CVE-2020-25657

Name of the Vulnerable Software and Affected Versions: m2crypto versions prior to the fixed version

Description: A flaw was found in m2crypto, where it is vulnerable to Bleichenbacher timing attacks in the RSA decryption API via the timed processing of valid PKCS#1 v1.5 Ciphertext. The highest threat from this vulnerability is to confidentiality. This issue is related to the Bleichenbacher attack, which was first discovered in 1998 and has been revisited in recent research, showing that many software implementations of the PKCS #1 v1.5 scheme for RSA key exchange are vulnerable. The attack allows an attacker to decrypt messages and forge signatures by measuring the time it takes for a server to process specially crafted encrypted texts.

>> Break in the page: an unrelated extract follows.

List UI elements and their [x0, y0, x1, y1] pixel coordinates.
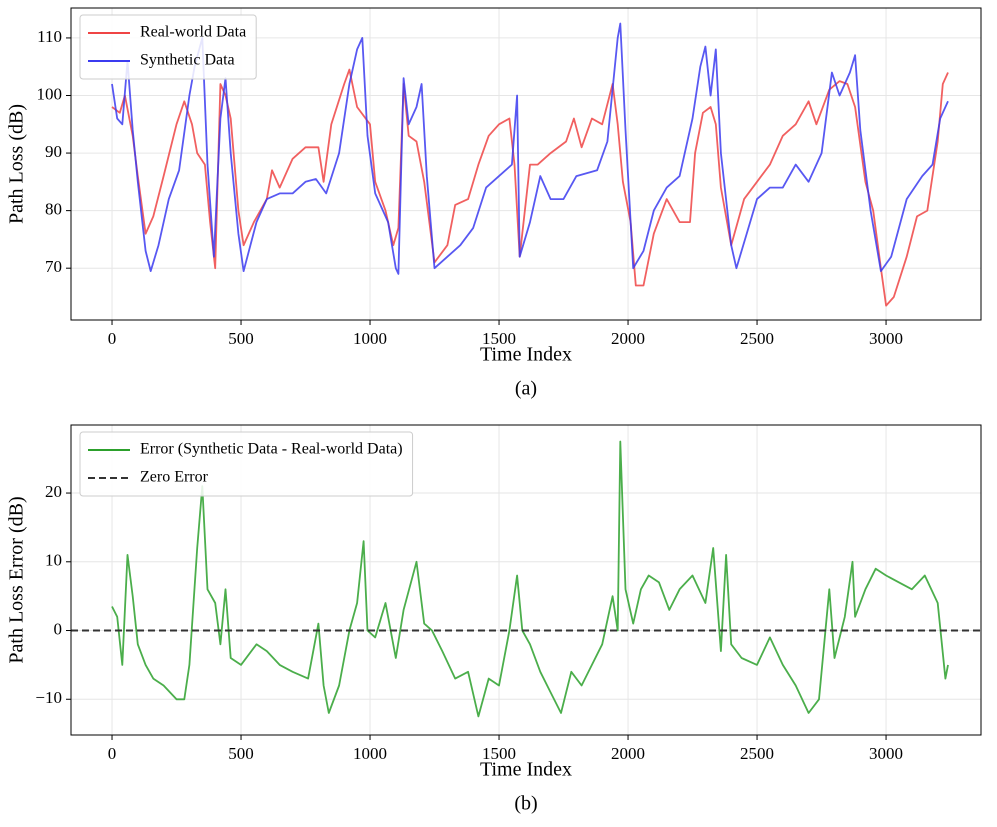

Recommendations: For m2crypto, consider disabling the use of PKCS#1 v1.5 for RSA key exchange until a patch is available. Restrict access to the RSA decryption API to minimize the risk of exploitation. As a temporary workaround, avoid using the DecryptPKCS1v15SessionKey function in the crypto/rsa API until the issue is resolved. It is recommended to stop using RSA PKCS#1 v1.5 encryption. At the moment, there is no information about a newer version that contains a fix for this vulnerability.